My mother begged me to call him and she tried to convince me that he couldn’t control his addiction. She told me that I didn’t understand what he was going through and how much pain he was suffering through. How ironic was it that she was telling me that I didn’t understand his pain? I knew pain. I knew nightmares about discovering my father’s secret stash of drugs. They woke me in the middle of the night and I would take a freezing cold shower until my skin was numb and it was impossible for me to feel anything. I knew how it felt to be betrayed by the man whom I had trusted for so long, and I knew how it felt to be second choice to a chemical that was nothing but terror.

Pain no longer existed. Anger no longer existed. It had fled to the corners of my soul and now sadness was the only emotion with enough courage to exist inside of me. I loved sleep because it was like dying. I didn’t like the nightmares I got, though, and eventually I couldn’t decide if I liked sleep anymore. My mother no longer spoke to my father, except when he called to ask if I would talk to him. I denied every time he called, even though he begged my mother to give me the phone.

Months later he was released from rehab and I didn’t trust him. He loved cocaine more than he loved anything else, and because of that I wanted nothing to do with him. A few more months passed and eventually I met him for breakfast. He told me he was sorry and started to cry, explaining how he wished this had never happened and how if he could take back everything he did to us, he would.

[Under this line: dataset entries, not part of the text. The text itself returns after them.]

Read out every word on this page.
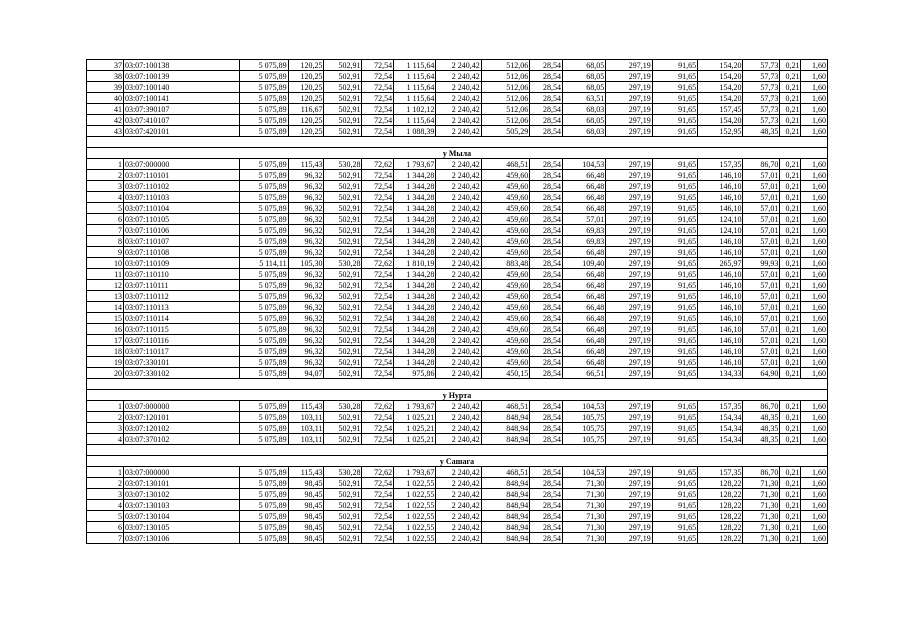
37	03:07:100138	5 075,89	120,25	502,91	72,54	1 115,64	2 240,42	512,06	28,54	68,05	297,19	91,65	154,20	57,73	0,21	1,60
38	03:07:100139	5 075,89	120,25	502,91	72,54	1 115,64	2 240,42	512,06	28,54	68,05	297,19	91,65	154,20	57,73	0,21	1,60
39	03:07:100140	5 075,89	120,25	502,91	72,54	1 115,64	2 240,42	512,06	28,54	68,05	297,19	91,65	154,20	57,73	0,21	1,60
40	03:07:100141	5 075,89	120,25	502,91	72,54	1 115,64	2 240,42	512,06	28,54	63,51	297,19	91,65	154,20	57,73	0,21	1,60
41	03:07:390107	5 075,89	116,67	502,91	72,54	1 102,12	2 240,42	512,06	28,54	68,03	297,19	91,65	157,45	57,73	0,21	1,60
42	03:07:410107	5 075,89	120,25	502,91	72,54	1 115,64	2 240,42	512,06	28,54	68,05	297,19	91,65	154,20	57,73	0,21	1,60
43	03:07:420101	5 075,89	120,25	502,91	72,54	1 088,39	2 240,42	505,29	28,54	68,03	297,19	91,65	152,95	48,35	0,21	1,60

у Мыла																
1	03:07:000000	5 075,89	115,43	530,28	72,62	1 793,67	2 240,42	468,51	28,54	104,53	297,19	91,65	157,35	86,70	0,21	1,60
2	03:07:110101	5 075,89	96,32	502,91	72,54	1 344,28	2 240,42	459,60	28,54	66,48	297,19	91,65	146,10	57,01	0,21	1,60
3	03:07:110102	5 075,89	96,32	502,91	72,54	1 344,28	2 240,42	459,60	28,54	66,48	297,19	91,65	146,10	57,01	0,21	1,60
4	03:07:110103	5 075,89	96,32	502,91	72,54	1 344,28	2 240,42	459,60	28,54	66,48	297,19	91,65	146,10	57,01	0,21	1,60
5	03:07:110104	5 075,89	96,32	502,91	72,54	1 344,28	2 240,42	459,60	28,54	66,48	297,19	91,65	146,10	57,01	0,21	1,60
6	03:07:110105	5 075,89	96,32	502,91	72,54	1 344,28	2 240,42	459,60	28,54	57,01	297,19	91,65	124,10	57,01	0,21	1,60
7	03:07:110106	5 075,89	96,32	502,91	72,54	1 344,28	2 240,42	459,60	28,54	69,83	297,19	91,65	124,10	57,01	0,21	1,60
8	03:07:110107	5 075,89	96,32	502,91	72,54	1 344,28	2 240,42	459,60	28,54	69,83	297,19	91,65	146,10	57,01	0,21	1,60
9	03:07:110108	5 075,89	96,32	502,91	72,54	1 344,28	2 240,42	459,60	28,54	66,48	297,19	91,65	146,10	57,01	0,21	1,60
10	03:07:110109	5 114,11	105,30	530,28	72,62	1 810,19	2 240,42	883,48	28,54	109,40	297,19	91,65	265,97	99,93	0,21	1,60
11	03:07:110110	5 075,89	96,32	502,91	72,54	1 344,28	2 240,42	459,60	28,54	66,48	297,19	91,65	146,10	57,01	0,21	1,60
12	03:07:110111	5 075,89	96,32	502,91	72,54	1 344,28	2 240,42	459,60	28,54	66,48	297,19	91,65	146,10	57,01	0,21	1,60
13	03:07:110112	5 075,89	96,32	502,91	72,54	1 344,28	2 240,42	459,60	28,54	66,48	297,19	91,65	146,10	57,01	0,21	1,60
14	03:07:110113	5 075,89	96,32	502,91	72,54	1 344,28	2 240,42	459,60	28,54	66,48	297,19	91,65	146,10	57,01	0,21	1,60
15	03:07:110114	5 075,89	96,32	502,91	72,54	1 344,28	2 240,42	459,60	28,54	66,48	297,19	91,65	146,10	57,01	0,21	1,60
16	03:07:110115	5 075,89	96,32	502,91	72,54	1 344,28	2 240,42	459,60	28,54	66,48	297,19	91,65	146,10	57,01	0,21	1,60
17	03:07:110116	5 075,89	96,32	502,91	72,54	1 344,28	2 240,42	459,60	28,54	66,48	297,19	91,65	146,10	57,01	0,21	1,60
18	03:07:110117	5 075,89	96,32	502,91	72,54	1 344,28	2 240,42	459,60	28,54	66,48	297,19	91,65	146,10	57,01	0,21	1,60
19	03:07:330101	5 075,89	96,32	502,91	72,54	1 344,28	2 240,42	459,60	28,54	66,48	297,19	91,65	146,10	57,01	0,21	1,60
20	03:07:330102	5 075,89	94,07	502,91	72,54	975,86	2 240,42	450,15	28,54	66,51	297,19	91,65	134,33	64,90	0,21	1,60

у Нурта																
1	03:07:000000	5 075,89	115,43	530,28	72,62	1 793,67	2 240,42	468,51	28,54	104,53	297,19	91,65	157,35	86,70	0,21	1,60
2	03:07:120101	5 075,89	103,11	502,91	72,54	1 025,21	2 240,42	848,94	28,54	105,75	297,19	91,65	154,34	48,35	0,21	1,60
3	03:07:120102	5 075,89	103,11	502,91	72,54	1 025,21	2 240,42	848,94	28,54	105,75	297,19	91,65	154,34	48,35	0,21	1,60
4	03:07:370102	5 075,89	103,11	502,91	72,54	1 025,21	2 240,42	848,94	28,54	105,75	297,19	91,65	154,34	48,35	0,21	1,60

у Сашага																
1	03:07:000000	5 075,89	115,43	530,28	72,62	1 793,67	2 240,42	468,51	28,54	104,53	297,19	91,65	157,35	86,70	0,21	1,60
2	03:07:130101	5 075,89	98,45	502,91	72,54	1 022,55	2 240,42	848,94	28,54	71,30	297,19	91,65	128,22	71,30	0,21	1,60
3	03:07:130102	5 075,89	98,45	502,91	72,54	1 022,55	2 240,42	848,94	28,54	71,30	297,19	91,65	128,22	71,30	0,21	1,60
4	03:07:130103	5 075,89	98,45	502,91	72,54	1 022,55	2 240,42	848,94	28,54	71,30	297,19	91,65	128,22	71,30	0,21	1,60
5	03:07:130104	5 075,89	98,45	502,91	72,54	1 022,55	2 240,42	848,94	28,54	71,30	297,19	91,65	128,22	71,30	0,21	1,60
6	03:07:130105	5 075,89	98,45	502,91	72,54	1 022,55	2 240,42	848,94	28,54	71,30	297,19	91,65	128,22	71,30	0,21	1,60
7	03:07:130106	5 075,89	98,45	502,91	72,54	1 022,55	2 240,42	848,94	28,54	71,30	297,19	91,65	128,22	71,30	0,21	1,60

I’m still working on forgiving him and I understand that he is a slave to the feeling that cocaine gives him. I try not to think about how neither my mother nor I could make him as happy as sniffing a white powder was able to. My parents’ marriage went from a beautiful disaster to a beautiful waste, and sometimes I wonder if I might have been the one who tripped over the microscopic string that held it together.


The author's comments:
I wanted to do this piece because I realize there are teenagers out there who are going through tough situations with their family, etc. I want people to understand that not everyone comes from a perfect family, and that there are things in life that enslave us and take away our soul. These things have no mercy and they affect the people you care most about, even if you had no intention to hurt them at all.